Menurut Faisal dalam waktu empat tahun, pajak kelapa sawit dengan luas kebun 100.000 hektare yaitu sebesar Rp378 miliar. Nilai tersebut berbeda jauh dengan perhitungan Jaksa Penuntut Umum senilai Rp1,259 triliun.
Dasar perhitungannya adalah per hektare kelapa sawit menghasilkan empat ton minyak sawit. Harga minyak sawit per ton senilai US$350, sehingga satu hektare kelapa sawit dapat menghasilkan US$ 1.400 atau setara Rp 12,6 juta. Dipotong pajak sebesar 30 persen, maka per hektare kelapa sawit dikenai pajak sebesar Rp945.000.

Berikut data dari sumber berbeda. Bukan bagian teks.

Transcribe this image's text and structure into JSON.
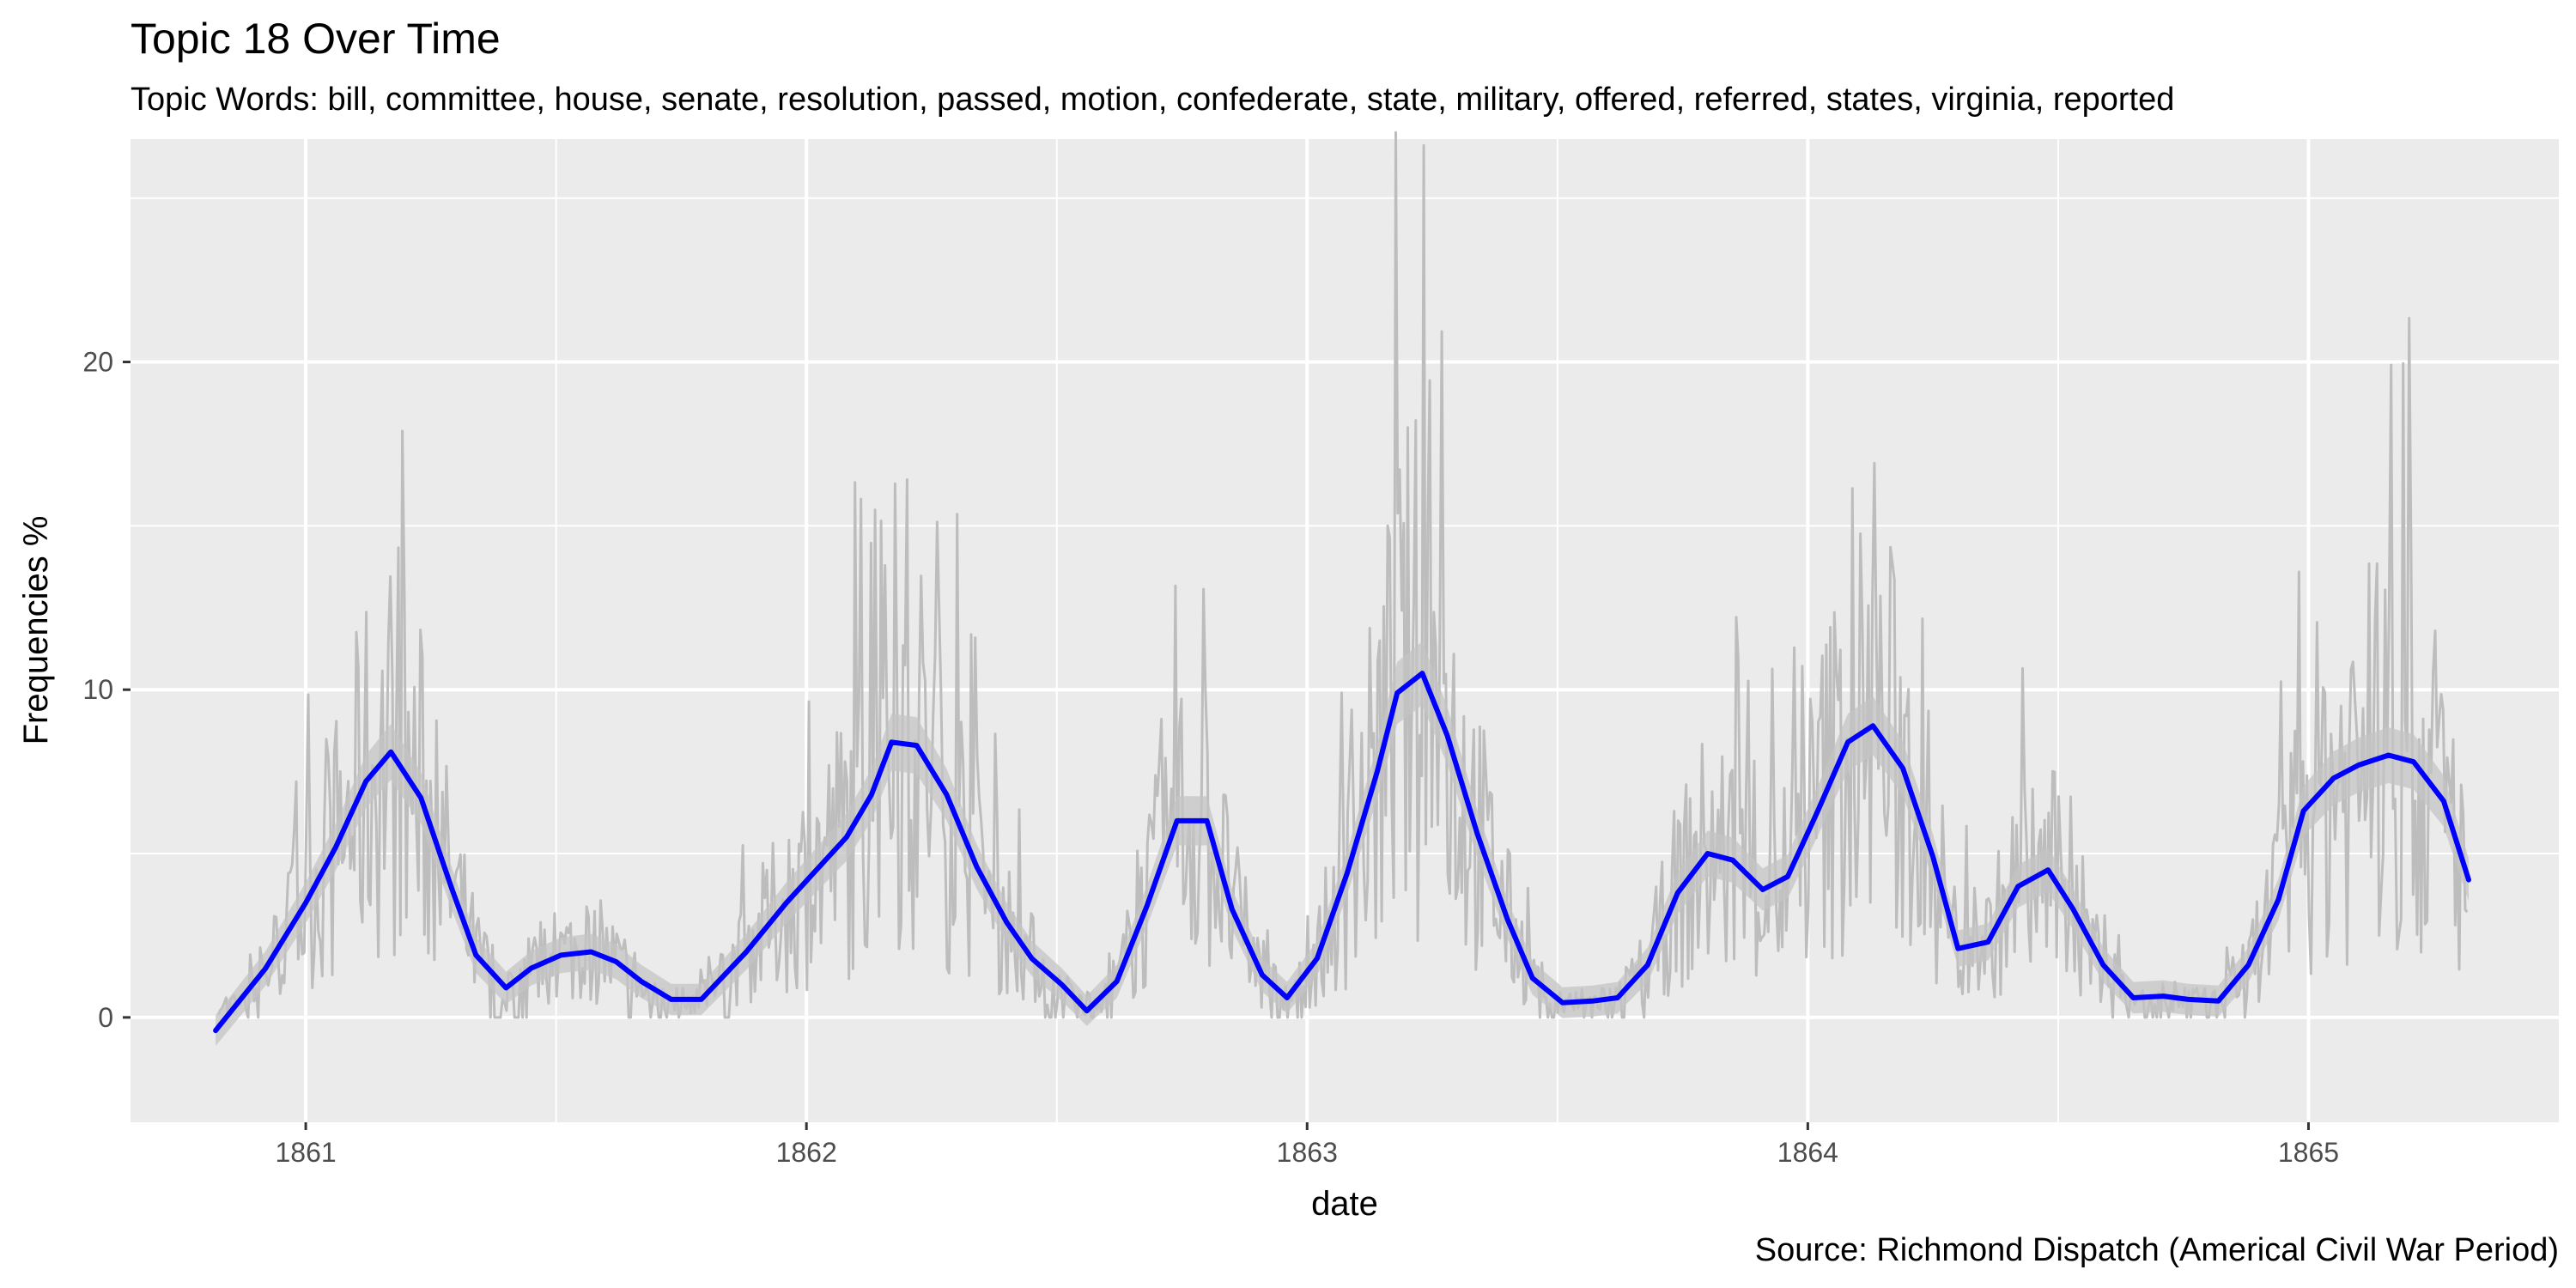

"Jika luas kebun sawit 100.000 hektare, maka pajaknya Rp94,5 miliar per tahun, sehingga dalam empat tahun total pajaknya Rp378 miliar," ujar Faisal, Kamis 27 Oktober 2011.
Sementara itu, saksi lainnya, ahli akuntansi dari Universitas Gajah Mada (UGM), Sumiyana menyatakan bahwa konfirmasi dalam audit investigasi harus dilakukan.
"Jika sumber audit tersebut dibatasi, maka pendapatnya harus disclaimer (tidak memberikan pendapat). Konfirmasi dalam audit investigasi ini penting, karena jika tidak ada konfirmasi, laporan hasil audit tersebut tidak dapat dipercaya," ungkapnya.
Audit Terbatas
Sebelumnya, Kepala Subdirektorat Investigasi Badan Pengawasan Keuangan dan Pembangunan (BPKP), Juniver Sinaga, mengatakan audit investigasi yang dilakukannya terhadap 14 anak perusahaan Asian Agri hanya dibatasi pada data yang diberikan oleh Jaksa Penuntut Umum (JPU).
Karena itu, investigasi tersebut dilakukan tanpa konfirmasi kepada perusahaan penghasil minyak sawit tersebut. Hasil audit investigasi BPKP yang dilakukan dalam kurun waktu 40 hari tersebut menyimpulkan bahwa telah terjadi kerugian pada pendapatan negara sebesar Rp1,29 triliun.
Seperti diketahui, Suwir Laut didakwa dengan pasal 39 ayat 1 huruf c Undang-Undang Nomor 16 tahun 2000 tentang Pajak. Suwir Laut dituding menyampaikan SPT yang tidak benar atau tidak lengkap untuk tahun 2002 hingga 2005 yang berakibat pada kerugian negera senilai Rp 1,259 triliun.
Ia terancam hukuman maksimal kurungan penjara enam tahun dan denda empat kali dari nilai kerugian negara. Sidang akan dilanjutkan Kamis, 3 November 2011 dengan agenda keterangan terdakwa, Suwir Laut.